Methamphetamine pills produced in Myanmar are popularly known as yaba. The pills are a concoction of crystal meth and caffeine. They come in colours such as pink, purple and orange. And they’ve long been the popular drug of choice in Thailand.
The pills – which can be swallowed, or crushed to be smoked or injected – usually contain a low concentration of methamphetamine, but over recent years, the amount of meth contained in the pills has risen from around 20 percent to up to 95 percent at times.
Bangladesh has become the latest country in the region to report an increase in the use of meth pills. According to the Bangladeshi Department of Narcotics Control, the number of pills seized by authorities rose from 36,000 in 2008 to nearly 2 million in 2012.
A rise in trafficking in Rakhine state
Maungdaw district in Myanmar’s Rakhine state – where U Arsara was busted over the weekend – borders Bangladesh. Over the last couple of years, drug trafficking in this region is said to be on the rise.
In late September last year, Maungdaw police conducted two large drug hauls, which totalled over 15 million meth pills. The drugs were discovered in a construction company’s compound, hidden under piles of bricks, and in a truck, where they were covered by sand.
The two suspects thought to be in charge of this trafficking operation have never been apprehended.
The plight of Myanmar’s Rohingya
The state of Rakhine is also home to Myanmar’s stateless Rohingya. The estimated 1.3 million Muslim minority, make up about a third of the state’s population. However, the Myanmar government doesn’t recognise them as citizens, referring to them as Bengalis, and classing them as illegal immigrants from Bangladesh.

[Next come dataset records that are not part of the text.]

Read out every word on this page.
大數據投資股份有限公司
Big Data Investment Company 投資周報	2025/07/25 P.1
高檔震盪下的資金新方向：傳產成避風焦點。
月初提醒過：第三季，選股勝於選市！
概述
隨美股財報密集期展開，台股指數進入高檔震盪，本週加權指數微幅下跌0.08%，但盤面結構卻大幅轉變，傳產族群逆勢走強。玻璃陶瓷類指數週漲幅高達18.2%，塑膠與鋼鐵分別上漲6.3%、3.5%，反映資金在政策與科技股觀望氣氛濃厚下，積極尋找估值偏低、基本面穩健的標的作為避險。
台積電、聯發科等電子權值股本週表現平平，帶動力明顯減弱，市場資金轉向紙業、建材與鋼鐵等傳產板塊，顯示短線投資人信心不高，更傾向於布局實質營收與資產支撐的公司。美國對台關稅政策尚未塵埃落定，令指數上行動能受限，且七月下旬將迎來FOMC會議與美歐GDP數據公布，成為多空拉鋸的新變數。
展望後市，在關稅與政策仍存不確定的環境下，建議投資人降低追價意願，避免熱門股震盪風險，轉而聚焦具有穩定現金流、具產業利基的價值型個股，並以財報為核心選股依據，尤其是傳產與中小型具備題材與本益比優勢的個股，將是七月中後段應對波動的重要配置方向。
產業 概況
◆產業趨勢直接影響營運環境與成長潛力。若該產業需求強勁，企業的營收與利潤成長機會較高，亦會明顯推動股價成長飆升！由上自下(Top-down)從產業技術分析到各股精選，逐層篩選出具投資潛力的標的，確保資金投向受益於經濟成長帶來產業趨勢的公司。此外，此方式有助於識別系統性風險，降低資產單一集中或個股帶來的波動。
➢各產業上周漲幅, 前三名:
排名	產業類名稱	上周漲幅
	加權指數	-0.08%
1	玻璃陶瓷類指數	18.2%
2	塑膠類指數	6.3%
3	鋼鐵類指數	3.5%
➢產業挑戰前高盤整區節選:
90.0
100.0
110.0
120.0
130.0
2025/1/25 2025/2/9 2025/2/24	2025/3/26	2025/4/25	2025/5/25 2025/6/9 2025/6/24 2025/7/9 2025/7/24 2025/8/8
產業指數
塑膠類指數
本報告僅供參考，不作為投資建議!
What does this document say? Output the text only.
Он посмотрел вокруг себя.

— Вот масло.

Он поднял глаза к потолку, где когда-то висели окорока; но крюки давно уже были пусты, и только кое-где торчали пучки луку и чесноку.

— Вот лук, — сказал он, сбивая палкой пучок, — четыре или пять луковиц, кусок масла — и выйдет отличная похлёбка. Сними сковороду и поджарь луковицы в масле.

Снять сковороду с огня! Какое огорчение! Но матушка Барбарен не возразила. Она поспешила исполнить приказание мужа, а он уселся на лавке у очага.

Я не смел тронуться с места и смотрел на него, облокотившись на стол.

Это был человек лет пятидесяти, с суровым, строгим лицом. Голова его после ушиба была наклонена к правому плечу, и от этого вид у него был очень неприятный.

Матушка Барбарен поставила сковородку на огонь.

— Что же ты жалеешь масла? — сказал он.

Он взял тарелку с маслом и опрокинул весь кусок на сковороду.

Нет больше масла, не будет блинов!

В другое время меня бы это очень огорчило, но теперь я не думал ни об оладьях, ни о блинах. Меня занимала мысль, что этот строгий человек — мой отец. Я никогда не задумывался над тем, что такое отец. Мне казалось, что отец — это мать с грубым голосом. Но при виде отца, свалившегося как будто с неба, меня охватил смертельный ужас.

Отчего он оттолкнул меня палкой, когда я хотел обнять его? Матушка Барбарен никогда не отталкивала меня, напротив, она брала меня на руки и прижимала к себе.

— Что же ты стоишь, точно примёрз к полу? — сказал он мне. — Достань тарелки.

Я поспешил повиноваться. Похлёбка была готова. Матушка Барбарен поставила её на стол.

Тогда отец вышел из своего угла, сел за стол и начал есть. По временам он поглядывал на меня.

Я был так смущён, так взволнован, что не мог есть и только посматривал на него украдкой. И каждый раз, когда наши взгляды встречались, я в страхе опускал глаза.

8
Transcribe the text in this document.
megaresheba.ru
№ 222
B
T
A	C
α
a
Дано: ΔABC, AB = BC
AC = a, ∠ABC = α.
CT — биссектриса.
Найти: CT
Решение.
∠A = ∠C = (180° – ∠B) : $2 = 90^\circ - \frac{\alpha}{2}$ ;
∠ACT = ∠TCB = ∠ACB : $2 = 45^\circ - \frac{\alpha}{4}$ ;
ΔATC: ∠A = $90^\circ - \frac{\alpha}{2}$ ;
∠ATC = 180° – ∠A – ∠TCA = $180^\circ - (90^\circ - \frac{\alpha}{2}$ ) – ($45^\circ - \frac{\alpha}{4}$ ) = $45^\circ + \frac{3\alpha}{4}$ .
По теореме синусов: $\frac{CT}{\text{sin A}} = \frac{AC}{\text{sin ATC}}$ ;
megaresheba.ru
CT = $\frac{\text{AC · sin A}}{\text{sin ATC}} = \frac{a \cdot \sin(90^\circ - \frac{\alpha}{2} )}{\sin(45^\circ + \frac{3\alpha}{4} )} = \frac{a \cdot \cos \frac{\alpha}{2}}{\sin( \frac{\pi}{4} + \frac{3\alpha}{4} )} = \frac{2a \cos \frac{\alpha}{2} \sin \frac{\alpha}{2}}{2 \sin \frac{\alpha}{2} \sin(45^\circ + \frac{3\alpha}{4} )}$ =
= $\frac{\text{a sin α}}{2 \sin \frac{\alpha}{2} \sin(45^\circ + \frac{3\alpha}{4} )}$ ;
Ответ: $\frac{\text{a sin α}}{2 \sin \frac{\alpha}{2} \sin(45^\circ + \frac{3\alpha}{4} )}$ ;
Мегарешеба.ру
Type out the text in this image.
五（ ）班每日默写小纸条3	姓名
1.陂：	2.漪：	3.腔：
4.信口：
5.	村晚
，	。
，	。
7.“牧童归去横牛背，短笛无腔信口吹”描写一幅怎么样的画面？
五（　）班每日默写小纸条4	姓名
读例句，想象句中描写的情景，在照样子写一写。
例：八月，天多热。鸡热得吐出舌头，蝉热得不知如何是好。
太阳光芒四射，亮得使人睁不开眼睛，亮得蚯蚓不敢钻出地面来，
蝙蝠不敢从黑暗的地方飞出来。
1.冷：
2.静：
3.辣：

Since October last year, Maungdaw district has been the scene of some brutal atrocities perpetrated against the Rohingya people by Myanmar authorities.
After attacks by some Rohingya militants on border posts on October 9 last year, the Myanmar military undertook a series of counterinsurgency operations in the region. More than 69,000 Rohingya fled across the border into Bangladesh, while another 23,000 have become internally displaced in the state.
Human Rights Watch reported on Monday that between October and mid-December last year, the Myanmar army and border guard police carried out systematic gang rape, invasive body searches and sexual assaults in at least nine villages in Maungdaw district.
A society divided
But ethnic divisions run deep within this resistive state. Sectarian violence broke out in June 2012, when extreme factions of the Rakhine Buddhist majority population began attacking and burning down Rohingya villages throughout the state, in reprisal for an alleged rape.
These attacks drove an estimate 120,000 Rohingya people into internally displaced person camps, the majority of which run along the coast of the Bay of Bengal just west of the capital, Sittwe.
Troubles at the top
Myanmar state counsellor Aung San Suu Kyi has come under a lot of criticism for her lack of response to the crisis unravelling in the northwest of her country.
And further concerns have been raised about the plight of the nation’s Muslim minorities in general, after prominent human rights lawyer and Muslim U Ko Ni was shot dead at Yangon International airport on January 29 this year.